The TV star has just got back from filming in Asia and his travels have prompted him to question why we eat what we do for each meal of the day.

His ideal way to kick off the morning is with the food he ate while he was filming his new series in South Korea - meat, rice soup and kimchi.

The Australian-born chef, 51, says: "In this country, I still believe, the relationship with food is quite tenuous.

"I think there are still a lot of people who consider it to be fuel and I know quite a few people who just need to eat, it's not ceremonial.

"If you go to Thailand, everybody is concerned about what they are going to have for lunch, in China everybody knows what they are going to have and what things mean and the stories behind them, we aren't like that.

"The thing about Western food that is interesting is the definition of what you are allowed to have for breakfast, what you are allowed to have for lunch and what you are allowed to have for dinner.

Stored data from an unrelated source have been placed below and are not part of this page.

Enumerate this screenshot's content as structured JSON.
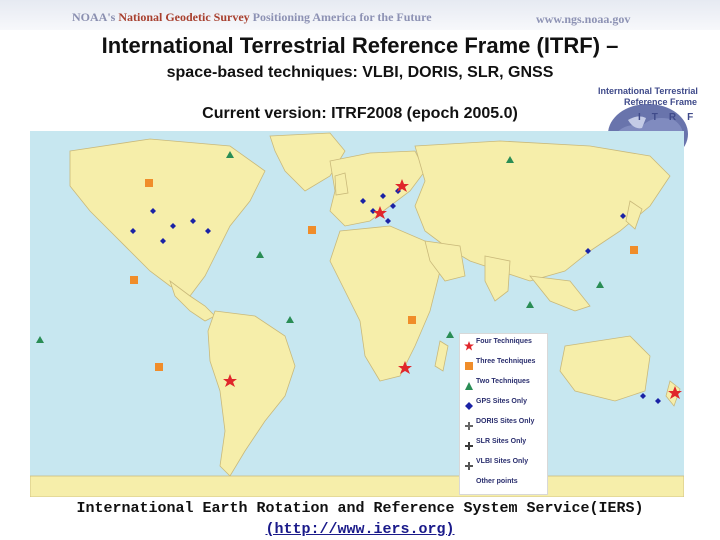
{
  "header": {
    "org": "NOAA's",
    "agency": "National Geodetic Survey",
    "tagline": "Positioning America for the Future",
    "url": "www.ngs.noaa.gov"
  },
  "slide": {
    "title": "International Terrestrial Reference Frame (ITRF) –",
    "subtitle": "space-based techniques: VLBI, DORIS, SLR, GNSS",
    "current_version": "Current version: ITRF2008 (epoch 2005.0)"
  },
  "logo": {
    "line1": "International Terrestrial",
    "line2": "Reference Frame",
    "letters": "ITRF",
    "icon": "globe-icon"
  },
  "map": {
    "ocean_color": "#c7e7f0",
    "land_color": "#f6eeaa",
    "border_color": "#c9b97a"
  },
  "legend": {
    "items": [
      {
        "label": "Four Techniques",
        "symbol": "star",
        "color": "#e0262b"
      },
      {
        "label": "Three Techniques",
        "symbol": "square",
        "color": "#f08d2a"
      },
      {
        "label": "Two Techniques",
        "symbol": "triangle",
        "color": "#2a8d55"
      },
      {
        "label": "GPS Sites Only",
        "symbol": "diamond",
        "color": "#1b22a5"
      },
      {
        "label": "DORIS Sites Only",
        "symbol": "plus",
        "color": "#666666"
      },
      {
        "label": "SLR Sites Only",
        "symbol": "plus",
        "color": "#3a3a3a"
      },
      {
        "label": "VLBI Sites Only",
        "symbol": "plus",
        "color": "#555555"
      },
      {
        "label": "Other points",
        "symbol": "none",
        "color": "#333333"
      }
    ]
  },
  "footer": {
    "text": "International Earth Rotation and Reference System Service(IERS)",
    "link": "(http://www.iers.org)"
  }
}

"Because I have this thing where I love Asia, for me breakfast is brilliant, I can have rice soup, I can have some kimchi, whatever I like."

But this idea is horrifying to his partner, EastEnders' star Lisa Faulkner - "Lisa says to me, 'that's not breakfast food!' Breakfast food is a piece of toast and a fried egg.

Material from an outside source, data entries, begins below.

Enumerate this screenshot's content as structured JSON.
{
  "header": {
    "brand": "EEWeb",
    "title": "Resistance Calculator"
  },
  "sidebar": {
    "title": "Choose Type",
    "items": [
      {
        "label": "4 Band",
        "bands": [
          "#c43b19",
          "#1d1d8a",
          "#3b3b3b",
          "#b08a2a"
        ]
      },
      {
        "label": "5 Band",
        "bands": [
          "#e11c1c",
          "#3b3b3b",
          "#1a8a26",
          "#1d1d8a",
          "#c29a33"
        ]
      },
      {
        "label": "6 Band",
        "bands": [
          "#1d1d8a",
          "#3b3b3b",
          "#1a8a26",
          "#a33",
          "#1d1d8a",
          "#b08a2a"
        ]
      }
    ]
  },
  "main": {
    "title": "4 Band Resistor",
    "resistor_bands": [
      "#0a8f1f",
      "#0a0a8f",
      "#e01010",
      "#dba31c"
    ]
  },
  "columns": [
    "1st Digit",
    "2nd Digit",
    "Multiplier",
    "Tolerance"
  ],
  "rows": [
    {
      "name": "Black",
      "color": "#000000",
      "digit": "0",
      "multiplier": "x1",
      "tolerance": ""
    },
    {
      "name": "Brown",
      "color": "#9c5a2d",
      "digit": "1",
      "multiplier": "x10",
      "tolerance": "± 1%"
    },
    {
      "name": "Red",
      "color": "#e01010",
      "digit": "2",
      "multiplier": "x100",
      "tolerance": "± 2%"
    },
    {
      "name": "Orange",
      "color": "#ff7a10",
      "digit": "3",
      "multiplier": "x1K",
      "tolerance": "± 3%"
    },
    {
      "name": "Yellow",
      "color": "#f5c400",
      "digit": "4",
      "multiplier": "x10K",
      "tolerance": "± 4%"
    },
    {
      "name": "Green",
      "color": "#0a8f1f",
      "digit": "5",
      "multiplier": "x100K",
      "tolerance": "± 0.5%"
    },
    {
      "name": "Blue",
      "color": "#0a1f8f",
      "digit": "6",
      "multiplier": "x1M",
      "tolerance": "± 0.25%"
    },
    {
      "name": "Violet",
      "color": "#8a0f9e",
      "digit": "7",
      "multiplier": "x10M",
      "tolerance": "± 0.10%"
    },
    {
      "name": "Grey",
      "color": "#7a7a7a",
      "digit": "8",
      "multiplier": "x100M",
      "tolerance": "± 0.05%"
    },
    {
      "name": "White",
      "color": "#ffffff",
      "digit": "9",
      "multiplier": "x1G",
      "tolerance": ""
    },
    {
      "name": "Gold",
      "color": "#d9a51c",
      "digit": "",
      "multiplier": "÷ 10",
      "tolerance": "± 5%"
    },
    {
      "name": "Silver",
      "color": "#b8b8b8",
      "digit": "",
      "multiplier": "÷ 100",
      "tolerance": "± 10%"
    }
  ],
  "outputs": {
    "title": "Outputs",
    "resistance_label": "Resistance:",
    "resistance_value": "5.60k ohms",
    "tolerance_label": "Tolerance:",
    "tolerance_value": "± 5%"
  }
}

"What is for lunch? A sandwich. But I don't like bread very much so what do I have?

"But in Asia I can have whatever I want and at dinner time I can have the same thing I had for breakfast if I want to and it's not considered to be weird.

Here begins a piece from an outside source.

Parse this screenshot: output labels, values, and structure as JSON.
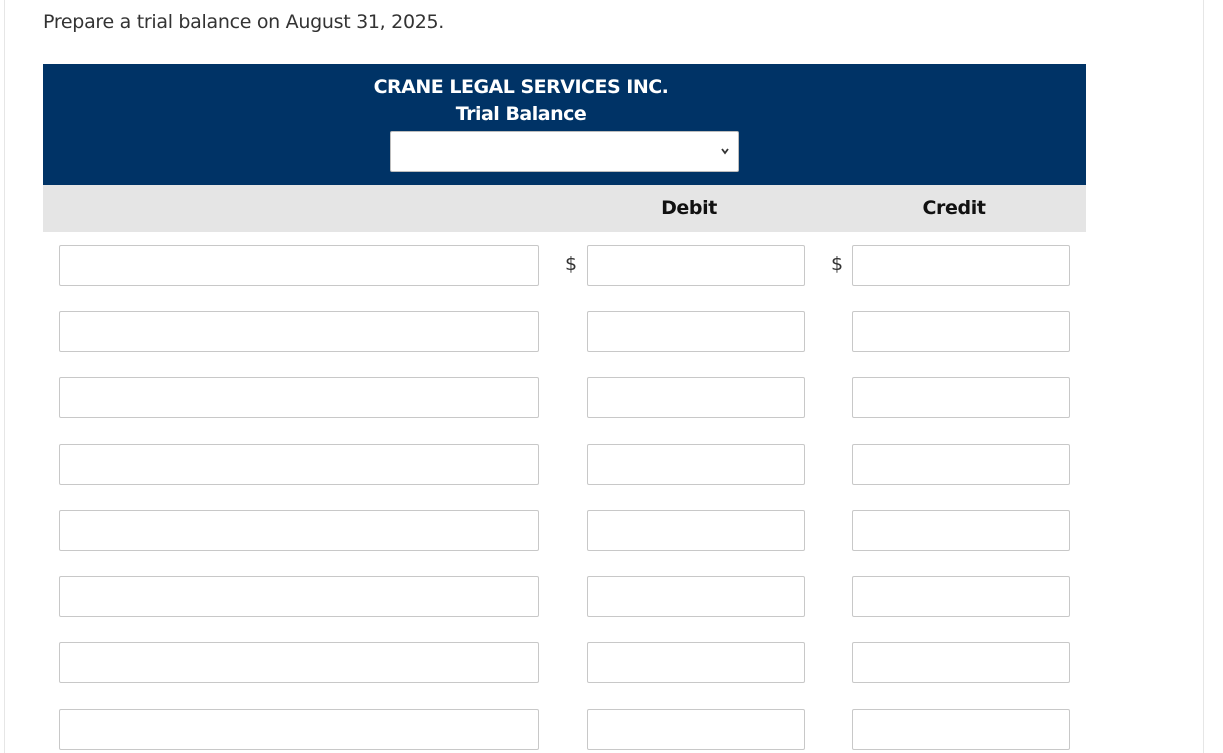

"I think it's really interesting the way in which we have been told what we are allowed to eat. We know cornflakes were introduced by somebody to feed an asylum but we have adopted it and the clever marketing people have told us we should eat it for breakfast.

"As a child I wasn't allowed to drink milk because I have quite a bad allergy to it, however, everybody else was told they had to drink milk for calcium to get strong bones.

"I'm not a doctor, I'm not a nutritionist, all I know is I've never broken a bone and I never had milk ever and I think an Asian breakfast is a very good thing."

The breakfast was not the only thing Torode fell in love with on his eight-week trip round Korea - he also took a liking to Spam.

"Spam is massive there," he says. "At Thanksgiving you give gift boxes of Spam. Now I'm a Spam lover."

His new passion even extends to an enthusiasm for a bizarre dish dubbed army stew - "a pack of instant noodles, kimchi, stock, Spam, baloney, frankfurters, tomato ketchup, boiled together with sliced cheese across the top. It's hot dog and noodles, it's brilliant."

He loves it so much he is planning to make it for his four children, saying: "The first thing I thought was 'I'm going to have to make this for somebody because it's just so wrong it's absolutely right, cheesy hot dogs and noodles.

"I haven't made it at home yet, I don't think Lisa will appreciate it but I think my kids will like it."

:: John Torode's Korean Food Tour is on Good Food from July 17.